All this said, it seems that the big chains (MacDonald’s, Wendy’s, Burger King etc.) continue to steamroller ahead domestically while growing like gangbusters overseas. At the same time, there seems to be a plethora of mom and pops willing to feed us as well as a few smaller regional players. What about medium sized chains though? Is this industry inexorably moving to a “dumbbell distribution” with a gap in the middle? If so, what are the implications?
Clearly size has its advantage. Well optimized, big companies can exercise their clout with suppliers, customers and partners. They can purchase less expensively- important in a time of rapidly rising food costs-, they can afford to advertise and promote more and arguably more effectively than their smaller brethren, and they have larger war chests for things like product development (changing their offerings to consumer preferences and emerging trends,) and investment in international expansion into markets like China- which is becoming the industry’s number one engine of growth and value creation. Given all of the afore mentioned, it’s little wonder that the big groups are looking to clear out their smaller, less competitive divisions.

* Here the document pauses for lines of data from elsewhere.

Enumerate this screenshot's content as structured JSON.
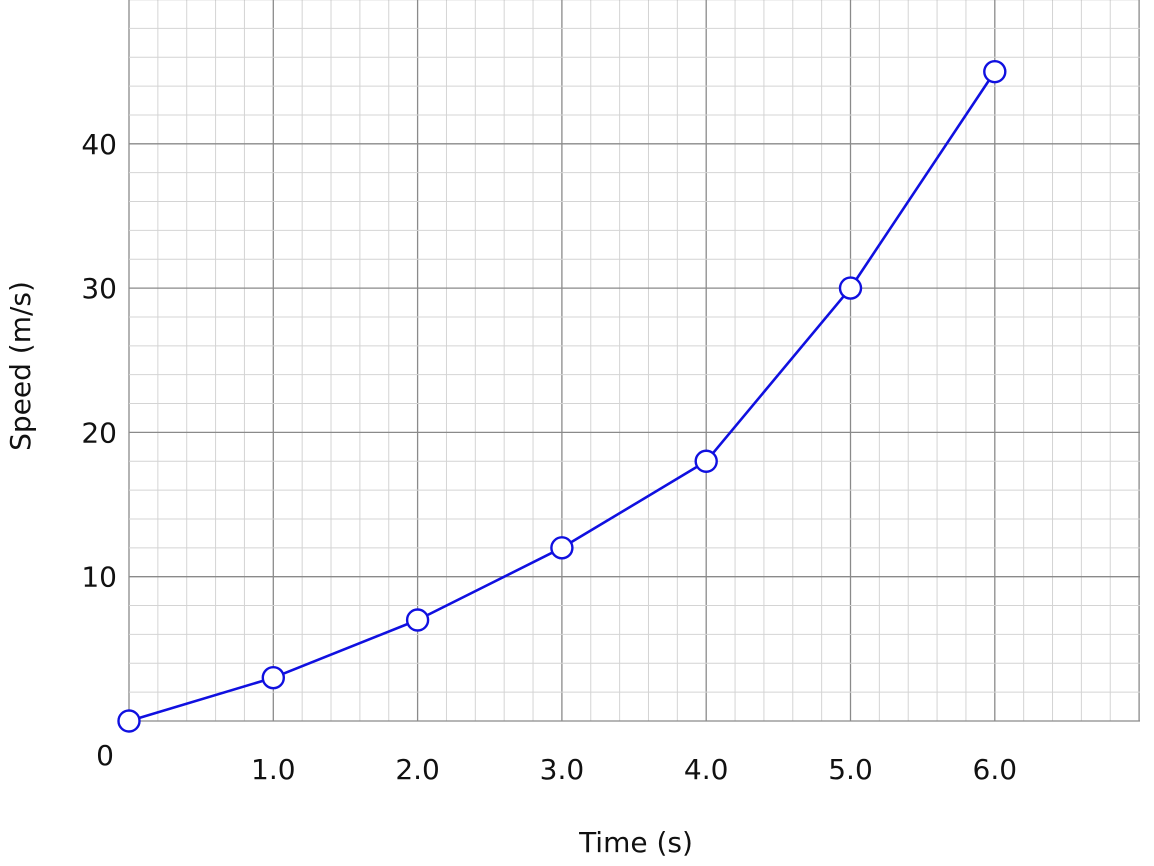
{
  "chart_data": {
    "type": "line",
    "xlabel": "Time (s)",
    "ylabel": "Speed (m/s)",
    "xlim": [
      0,
      7
    ],
    "ylim": [
      0,
      50
    ],
    "x_ticks": [
      1,
      2,
      3,
      4,
      5,
      6
    ],
    "x_tick_labels": [
      "1.0",
      "2.0",
      "3.0",
      "4.0",
      "5.0",
      "6.0"
    ],
    "y_ticks": [
      10,
      20,
      30,
      40
    ],
    "y_tick_labels": [
      "10",
      "20",
      "30",
      "40"
    ],
    "origin_label": "0",
    "grid": true,
    "minor_grid_divisions": 5,
    "series": [
      {
        "x": [
          0,
          1,
          2,
          3,
          4,
          5,
          6
        ],
        "y": [
          0,
          3,
          7,
          12,
          18,
          30,
          45
        ],
        "color": "#1010e0",
        "marker": "open-circle"
      }
    ]
  }
}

Okay this is fast food, what about other consumer industries? I started thinking about it and there are a host of other examples where medium sized players are being taken out of the fray leaving only the very big and the very small:
• The progressive growth and share of the mass merchandisers led by Wall-Mart, is well documented and in category after category of retail and other areas, they have left the landscape bare of all other than very specialized small players
• In the grocery business, the smaller chains are rapidly disappearing leaving only giants and smaller specialty and convenience players. Same with drug stores.
• The book industry, we will soon be down to two national players (Amazon and Barnes and Nobel) with a scattered specialized players scrambling to adopt high-service and other “survival” business models. Can anyone really “out service” Amazon?
• I’m sure we can come up with others. Even big, major brands have stumbled (Pontiac, Oldsmobile, Saturn, Saab etc.)
What are the implications of all this? Okay broadly…
1) If you are mid-sized player, focus on getting big quickly through organic means and possibly acquisition. Get your cost structure in order. You are going to increasingly going to need funds for investment just to maintain market position and possibly advancement.
2) For smaller players in many verticals, they will increasingly need to fight to maintain market position. Many competitors, who do thrive, will do so by tailoring their value proposition in such a way that the consumer can’t live without them. Specialization and service will be the order of the day.
3) If you are lucky enough to be one of the giants, your continued top line growth in this slow growth decade (and it will absolutely be slow in the US and Euro zone) will often come through taking share from competitors, further consolidation and in many cases international expansion. Mastering your cost structure will be everything as low cost will continue to decide who among the increasingly competitive giants comes out on top.
As far back as the 1960s, based on data going back to the 1930’s, the PIMS database on (Profit Impact of Market Strategy) funded by GE And others, made a compelling case that market share correlates strongly with profitability.
Perhaps now it is not just profitability that correlates with market share. Maybe it is survival that will be influenced by market share. What’s a medium sized guy to do?